一応、二次方程式は出さない。ということになっているが、例えば直角三角形ですべての辺が整数値になるのは、3:4:5とか5:12:13なので、この辺はいろいろと応用を利かす分、二次とは言えないがまあ二次方程式もどき、も出題されるわけです。

で、出題されたら、塾としてはこれが他の学校にも出るかもしれない、ということになって、テキストでその基本となることを教える。教えるからその範囲は小学校の範囲を大きく逸脱してほぼ、中学校2年、一部3年まで拡大するということになります。

だから、中学受験の範囲は小学校5年、6年、中1、中2までをやることになるわけですが、じゃあ、中学校の教科書をやればいのか、といえばそうでもない。例えば正負の数は元からやらないわけです。(でも移項もどきは当然やっているわけですが)

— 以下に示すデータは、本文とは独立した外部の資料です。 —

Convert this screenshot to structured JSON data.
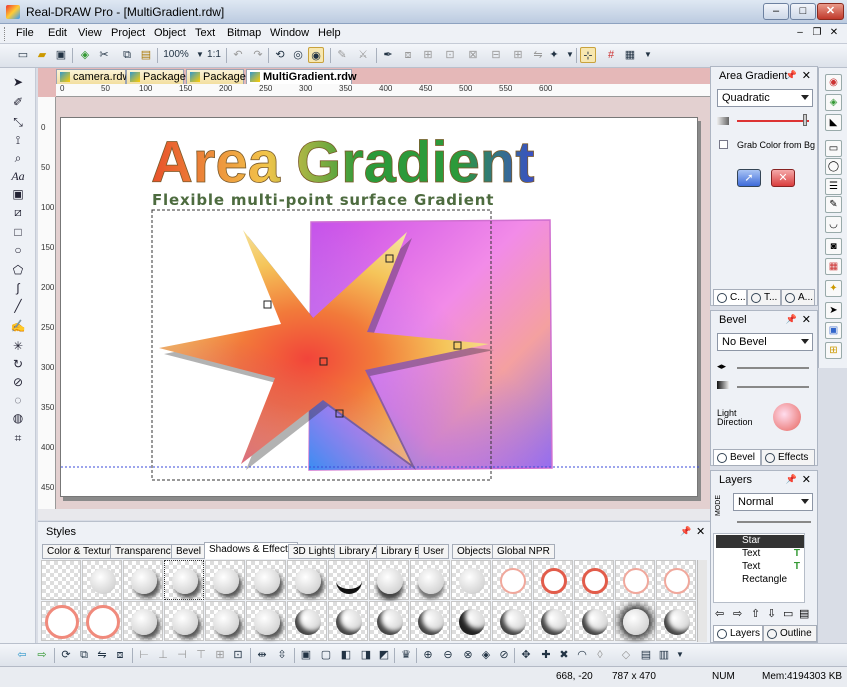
{
  "window": {
    "title": "Real-DRAW Pro - [MultiGradient.rdw]",
    "minimize": "–",
    "maximize": "□",
    "close": "✕"
  },
  "menu": [
    "File",
    "Edit",
    "View",
    "Project",
    "Object",
    "Text",
    "Bitmap",
    "Window",
    "Help"
  ],
  "toolbar": {
    "zoom": "100%",
    "ratio": "1:1"
  },
  "doc_tabs": [
    {
      "label": "camera.rdw",
      "active": false
    },
    {
      "label": "Package",
      "active": false
    },
    {
      "label": "Package",
      "active": false
    },
    {
      "label": "MultiGradient.rdw",
      "active": true
    }
  ],
  "ruler": {
    "h_ticks": [
      "0",
      "50",
      "100",
      "150",
      "200",
      "250",
      "300",
      "350",
      "400",
      "450",
      "500",
      "550",
      "600"
    ],
    "v_ticks": [
      "0",
      "50",
      "100",
      "150",
      "200",
      "250",
      "300",
      "350",
      "400",
      "450"
    ]
  },
  "canvas": {
    "heading": "Area Gradient",
    "subheading": "Flexible multi-point surface Gradient",
    "colors": {
      "gradient_top": "#e8502a",
      "gradient_mid": "#f2c54a",
      "green": "#2c9a3a",
      "blue": "#3a4fc9",
      "sub": "#4d6b3f"
    }
  },
  "styles_panel": {
    "title": "Styles",
    "tabs": [
      {
        "label": "Color & Texture",
        "active": false
      },
      {
        "label": "Transparency",
        "active": false
      },
      {
        "label": "Bevel",
        "active": false
      },
      {
        "label": "Shadows & Effects",
        "active": true
      },
      {
        "label": "3D Lights",
        "active": false
      },
      {
        "label": "Library A",
        "active": false
      },
      {
        "label": "Library B",
        "active": false
      },
      {
        "label": "User",
        "active": false
      },
      {
        "label": "Objects",
        "active": false
      },
      {
        "label": "Global NPR",
        "active": false
      }
    ]
  },
  "area_gradient_panel": {
    "title": "Area Gradient",
    "type": "Quadratic",
    "grab_label": "Grab Color from Bg",
    "bottom_tabs": [
      "C...",
      "T...",
      "A..."
    ]
  },
  "bevel_panel": {
    "title": "Bevel",
    "preset": "No Bevel",
    "light_label_1": "Light",
    "light_label_2": "Direction",
    "tabs": [
      "Bevel",
      "Effects"
    ]
  },
  "layers_panel": {
    "title": "Layers",
    "mode_label": "MODE",
    "mode": "Normal",
    "layers": [
      {
        "name": "Star",
        "selected": true,
        "text_marker": ""
      },
      {
        "name": "Text",
        "selected": false,
        "text_marker": "T"
      },
      {
        "name": "Text",
        "selected": false,
        "text_marker": "T"
      },
      {
        "name": "Rectangle",
        "selected": false,
        "text_marker": ""
      }
    ],
    "tabs": [
      "Layers",
      "Outline"
    ]
  },
  "status": {
    "coords": "668, -20",
    "size": "787 x 470",
    "num": "NUM",
    "mem": "Mem:4194303 KB"
  }
}
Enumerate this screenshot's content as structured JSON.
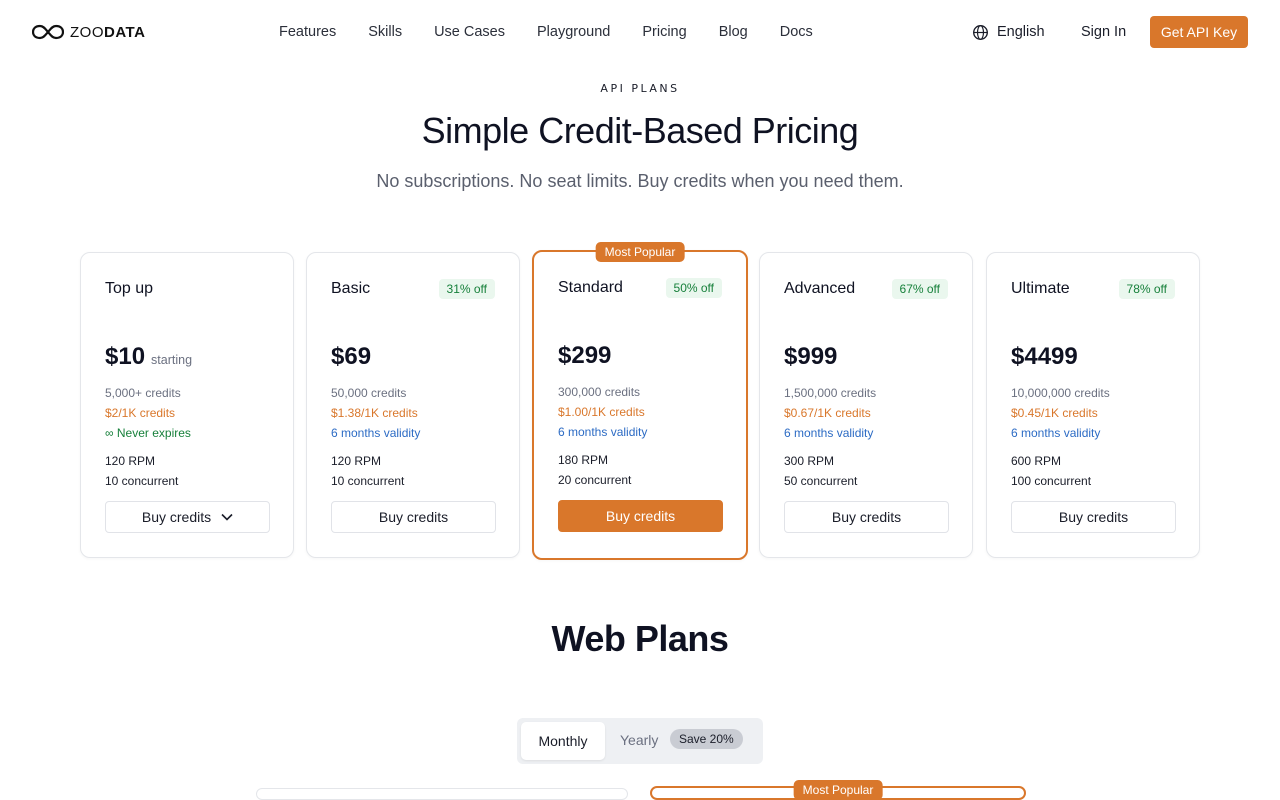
{
  "header": {
    "logo": {
      "light": "ZOO",
      "bold": "DATA"
    },
    "nav": [
      "Features",
      "Skills",
      "Use Cases",
      "Playground",
      "Pricing",
      "Blog",
      "Docs"
    ],
    "language": "English",
    "sign_in": "Sign In",
    "cta": "Get API Key"
  },
  "hero": {
    "eyebrow": "API PLANS",
    "title": "Simple Credit-Based Pricing",
    "subtitle": "No subscriptions. No seat limits. Buy credits when you need them."
  },
  "plans": [
    {
      "name": "Top up",
      "discount": "",
      "price": "$10",
      "price_note": "starting",
      "credits": "5,000+ credits",
      "rate": "$2/1K credits",
      "validity": "Never expires",
      "rpm": "120 RPM",
      "concurrent": "10 concurrent",
      "button": "Buy credits",
      "badge": ""
    },
    {
      "name": "Basic",
      "discount": "31% off",
      "price": "$69",
      "price_note": "",
      "credits": "50,000 credits",
      "rate": "$1.38/1K credits",
      "validity": "6 months validity",
      "rpm": "120 RPM",
      "concurrent": "10 concurrent",
      "button": "Buy credits",
      "badge": ""
    },
    {
      "name": "Standard",
      "discount": "50% off",
      "price": "$299",
      "price_note": "",
      "credits": "300,000 credits",
      "rate": "$1.00/1K credits",
      "validity": "6 months validity",
      "rpm": "180 RPM",
      "concurrent": "20 concurrent",
      "button": "Buy credits",
      "badge": "Most Popular"
    },
    {
      "name": "Advanced",
      "discount": "67% off",
      "price": "$999",
      "price_note": "",
      "credits": "1,500,000 credits",
      "rate": "$0.67/1K credits",
      "validity": "6 months validity",
      "rpm": "300 RPM",
      "concurrent": "50 concurrent",
      "button": "Buy credits",
      "badge": ""
    },
    {
      "name": "Ultimate",
      "discount": "78% off",
      "price": "$4499",
      "price_note": "",
      "credits": "10,000,000 credits",
      "rate": "$0.45/1K credits",
      "validity": "6 months validity",
      "rpm": "600 RPM",
      "concurrent": "100 concurrent",
      "button": "Buy credits",
      "badge": ""
    }
  ],
  "web": {
    "title": "Web Plans",
    "toggle": {
      "monthly": "Monthly",
      "yearly": "Yearly",
      "save": "Save 20%"
    },
    "popular_badge": "Most Popular"
  },
  "colors": {
    "accent": "#d9772b",
    "discount_green": "#17803b",
    "validity_blue": "#2c6bc4"
  }
}
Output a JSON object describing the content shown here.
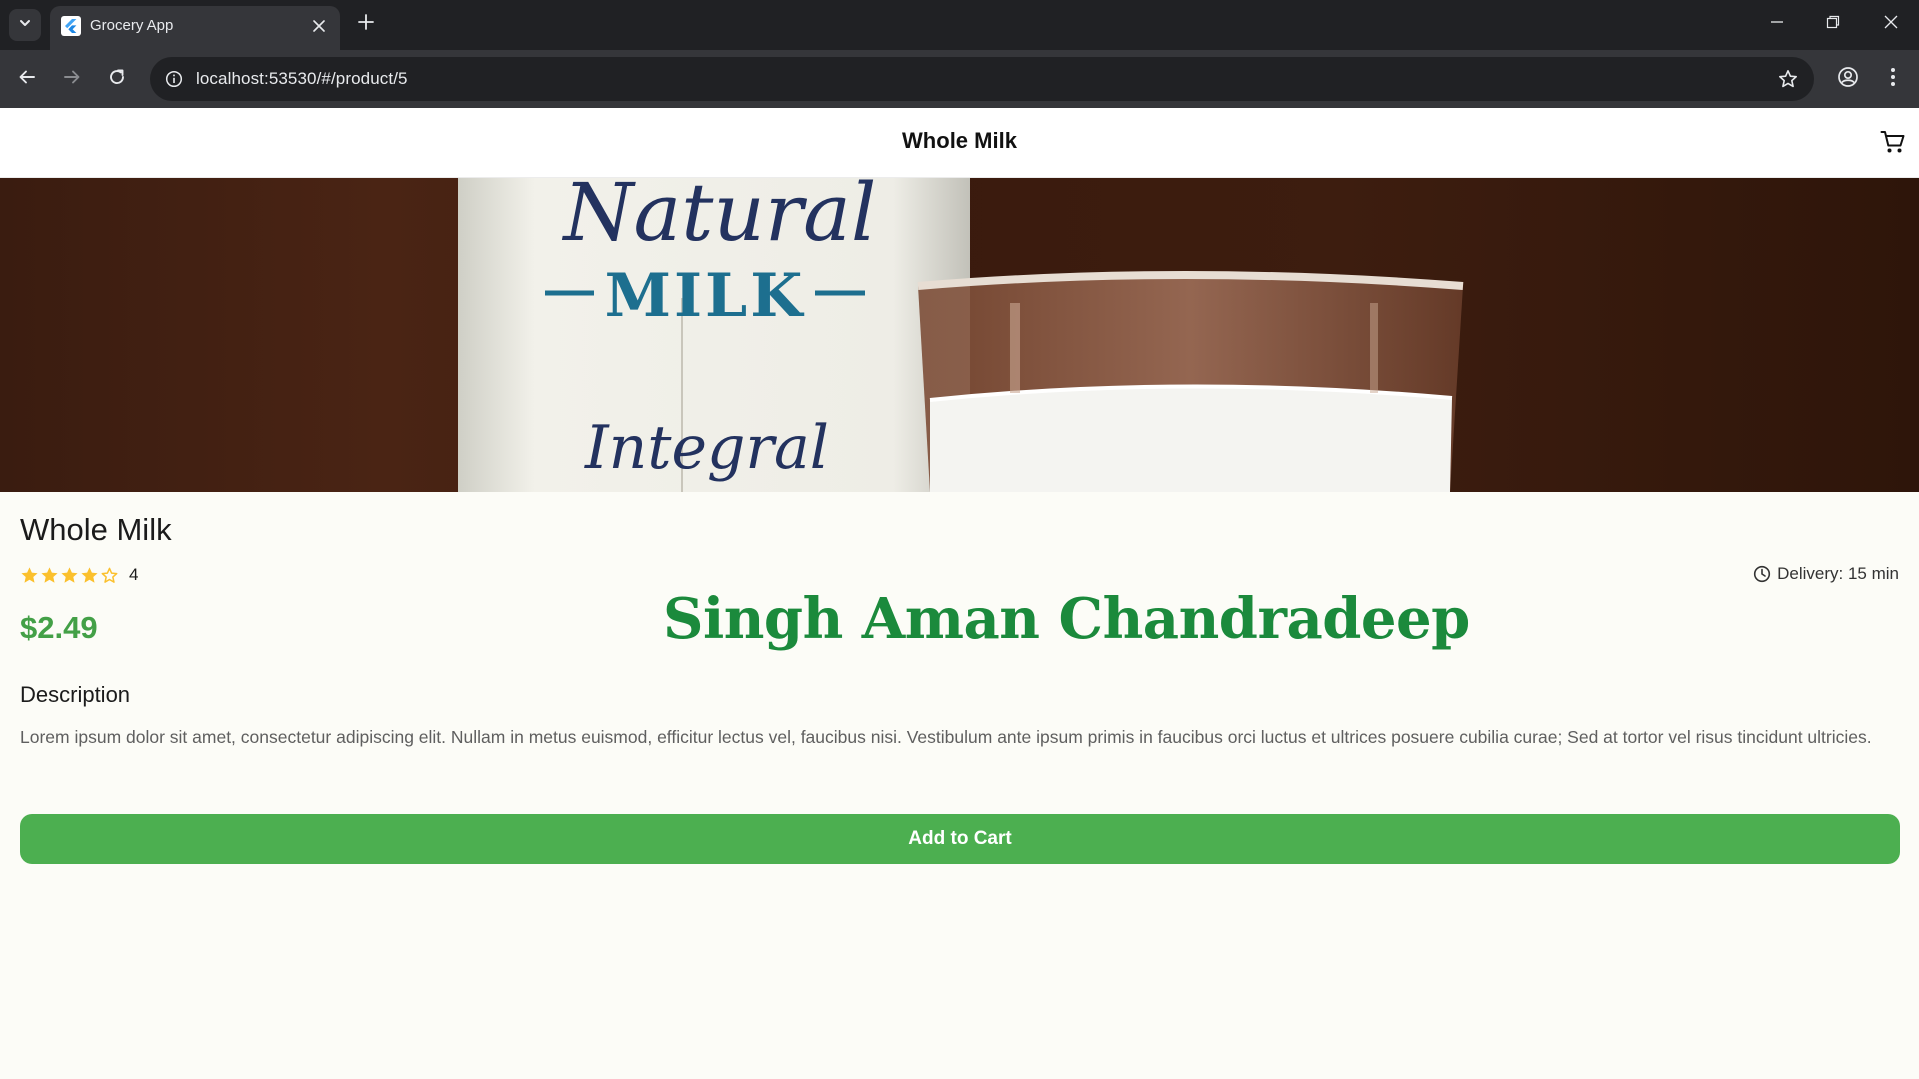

で、結果として中学受験独特の教え方、みたいなものが生まれている。これが中学受験のカリキュラムなのです。だから、一定ではない。今年もいろいろな学校の問題を解いたところで、「ああ、これはやっとくか」というようなことがおこる。だから毎年広がっていく。

でもそういうことをやっていくとテキストは間違いなく分厚くなるわけで、そういうのは問題演習で学べばいいんじゃないか?ということにしたわけです。

目標の学校によって、そこまでやらなければいけないということもあるかもしれないが、「まったく不要」というところもある。だから最初はぐっと絞り込んで、基礎を学び、志望校が決まって出題傾向にしたがって応用の枝葉を伸ばす、というスタイルになった。

だからフリーダムは2年で終わるのです。